如何检查字符串是否可以被正则表达式匹配耗尽?

时间:2022-09-13 16:23:50

So the problem is to determine if every character in a string would be included in a match of a particular regex. Or, to state it differently, if the set of all of the character positions that could be included in some match of a particular regex includes all the character positions in the string.

所以问题是确定字符串中的每个字符是否都包含在特定正则表达式的匹配中。或者,换句话说,如果可以包含在特定正则表达式的某些匹配中的所有字符位置的集合包括字符串中的所有字符位置。

My thought is to do something like this:

我的想法是做这样的事情:

boolean matchesAll(String myString, Matcher myMatcher){
    boolean matched[] = new boolean[myString.size()];
    for(myMatcher.reset(myString); myMatcher.find();)
        for(int idx = myMatcher.start(); idx < myMatcher.end(); idx++)
            matched[idx] = true;

    boolean allMatched = true;
    for(boolean charMatched : matched)
        allMatched &= charMatched;

    return allMatched
}

Is there a better way to do this, however?

有没有更好的方法呢?

Also, as I was writing this, it occured to me that that would not do what I want in cases like

此外,正如我写这篇文章时,我发现在我喜欢的情况下不会做我想要的事情

matchesAll("abcabcabc", Pattern.compile("(abc){2}").matcher()); //returns false

because Matcher only tries to match starting at the end of the last match. I want it to return true, because if you start the matcher at position 3, it could include the third abc in a match.

因为匹配器只在最后一场比赛结束时尝试匹配。我希望它返回true,因为如果你在第3位开始匹配,它可能包括匹配中的第三个abc。
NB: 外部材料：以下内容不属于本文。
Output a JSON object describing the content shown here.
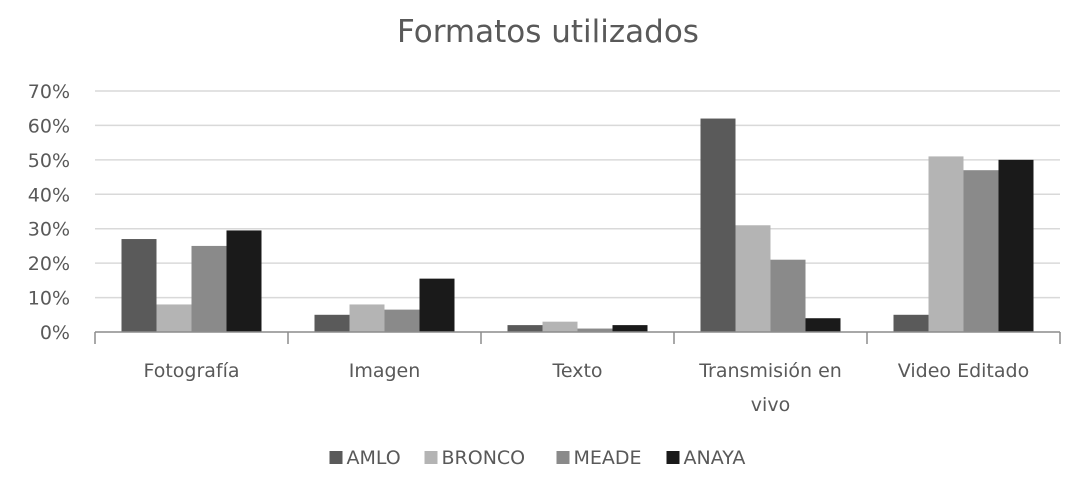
{
  "chart_data": {
    "type": "bar",
    "title": "Formatos utilizados",
    "categories": [
      "Fotografía",
      "Imagen",
      "Texto",
      "Transmisión en vivo",
      "Video Editado"
    ],
    "category_lines": [
      [
        "Fotografía"
      ],
      [
        "Imagen"
      ],
      [
        "Texto"
      ],
      [
        "Transmisión en",
        "vivo"
      ],
      [
        "Video Editado"
      ]
    ],
    "series": [
      {
        "name": "AMLO",
        "color": "#5a5a5a",
        "values": [
          0.27,
          0.05,
          0.02,
          0.62,
          0.05
        ]
      },
      {
        "name": "BRONCO",
        "color": "#b4b4b4",
        "values": [
          0.08,
          0.08,
          0.03,
          0.31,
          0.51
        ]
      },
      {
        "name": "MEADE",
        "color": "#8a8a8a",
        "values": [
          0.25,
          0.065,
          0.01,
          0.21,
          0.47
        ]
      },
      {
        "name": "ANAYA",
        "color": "#1a1a1a",
        "values": [
          0.295,
          0.155,
          0.02,
          0.04,
          0.5
        ]
      }
    ],
    "y_ticks": [
      0,
      0.1,
      0.2,
      0.3,
      0.4,
      0.5,
      0.6,
      0.7
    ],
    "y_tick_labels": [
      "0%",
      "10%",
      "20%",
      "30%",
      "40%",
      "50%",
      "60%",
      "70%"
    ],
    "ylim": [
      0,
      0.7
    ],
    "xlabel": "",
    "ylabel": "",
    "grid": true,
    "legend_position": "bottom",
    "gridline_color": "#d9d9d9",
    "text_color": "#595959"
  }
}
boolean matchesAll(String myString, Matcher myMatcher){

    boolean matched[] = new boolean[myString.size()];
    boolean allMatched = true;

    for(int idx = 0; idx < myString.size() && myMatcher.find(idx);
            idx = myMatcher.start() + 1) {

        for(int idx2 = myMatcher.start(); idx2 < myMatcher.end(); idx2++)
            matched[idx2] = true;
    }

    boolean allMatched = true;
    for(boolean charMatched : matched)
        allMatched &= charMatched;

    return allMatched;
}

Is there any way to make this code better, faster, or more readable?

有没有办法让这些代码更好,更快,更可读?

2 个解决方案

#1


1  

This works:

这有效:

private static boolean fullyCovered(final String input,
    final Pattern pattern)
{
    // If the string is empty, check that it is matched by the pattern
    if (input.isEmpty())
        return pattern.matcher(input).find();

    final int len = input.length();
    // All initialized to false by default
    final boolean[] covered = new boolean[len];

    final Matcher matcher = pattern.matcher(input);

    for (int index = 0; index < len; index++) {
        // Try and match at this index:
        if (!matcher.find(index)) {
            // if there isn't a match, check if this character is already covered;
            // if no, it's a failure
            if (!covered[index])
                return false;
            // Otherwise, continue
            continue;
        }
        // If the match starts at the string index, fill the covered array
        if (matcher.start() == index)
            setCovered(covered, index, matcher.end());
    }

    // We have finished parsing the string: it is fully covered.
    return true;
}

private static void setCovered(final boolean[] covered,
    final int beginIndex, final int endIndex)
{
    for (int i = beginIndex; i < endIndex; i++)
        covered[i] = true;
}

It will probably not be any faster to execute, but I surmise it is easier to read ;) Also, .find(int) resets the matcher, so this is safe.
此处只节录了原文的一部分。